Republican nominee Donald Trump turned his attention to a crucial issue for voters on Tuesday (1 November): rising healthcare costs and Obamacare. With one week left before the election, Trump called for a repeal of President Barack Obama's healthcare law and proposed to replace it as the law comes under fire for a recent rise in individual insurance premiums.
Trump and his running mate, Mike Pence, were at an invitation-only event in the suburbs of Philadelphia as he launched his renewed attention on the embattled healthcare law. "Obamacare means higher prices, fewer choices and lower quality," Trump said, while promising to call a special session of Congress to jumpstart the repeal. "It is a catastrophe."
The Wall Street Journal reported that Pennsylvania is one of dozens of states hit hard by the premium increases under the Affordable Care Act.
The Obama Administration announced last week that rates would increase on average about 25% across three dozen states using HealthCare.gov. However, rates are rising by a much greater average in a number of markets.
"The case has never been stronger for repeal," Pence said before Trump came on stage. "This government takeover of healthcare we call Obamacare is failing."
The Trump-Pence ticket has not given concrete details on how it would repeal the law, but the vice presidential nominee offered some insight on Tuesday.
Pence said that the GOP's ability to repeal the entirety of the law will depend on getting strong majorities in both the Senate and the House, the Wall Street Journal reported. He also acknowledged there would be a transition period to reduce disruption, especially for people who are covered under the law.
Trump, who spent around 10 minutes discussing the issue, claimed his administration would replace Obamacare with a free market-based system. The GOP nominee also accused rival Hillary Clinton of wanting to increase healthcare costs and continue what he referred to as the failing policies of Obama.

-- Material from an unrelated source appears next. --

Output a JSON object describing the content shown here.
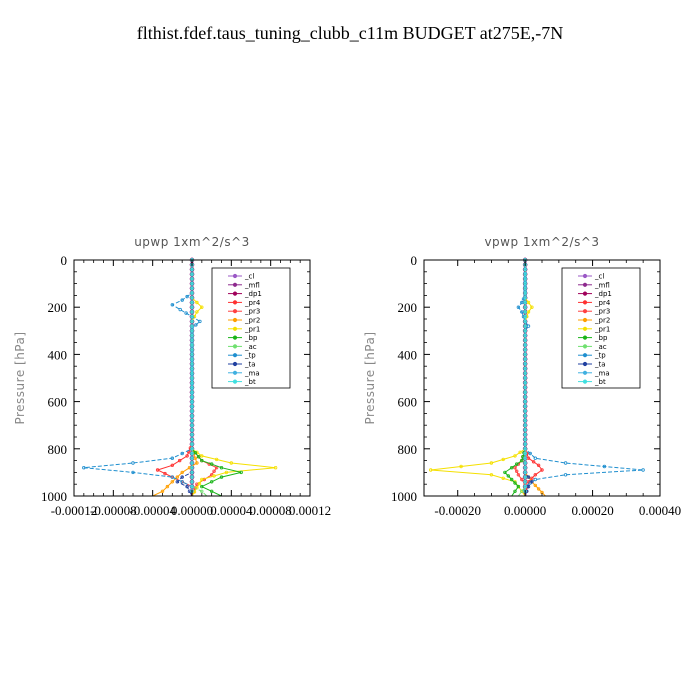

"Hillary Clinton wants to expand Obamacare and make it even more expensive," Trump said, according to The New York Times. "She wants to put the government totally in charge of healthcare in America. If we don't repeal and replace Obamacare, we will destroy American healthcare forever. It's one of the single most important reasons why we must win on 8 November."
Trump noted he wanted to reduce federal regulation and coverage requirements so that insurance would cost and cover less, reported the New York Times. Americans would not be required to have health insurance, as they do under the Affordable Care Act, under Trump's proposal.
Healthcare has been a top issue among voters. A September 2016 survey by the Kaiser Family Foundation found that about six in 10 adults placed the candidates' plans to address healthcare costs was important to their vote.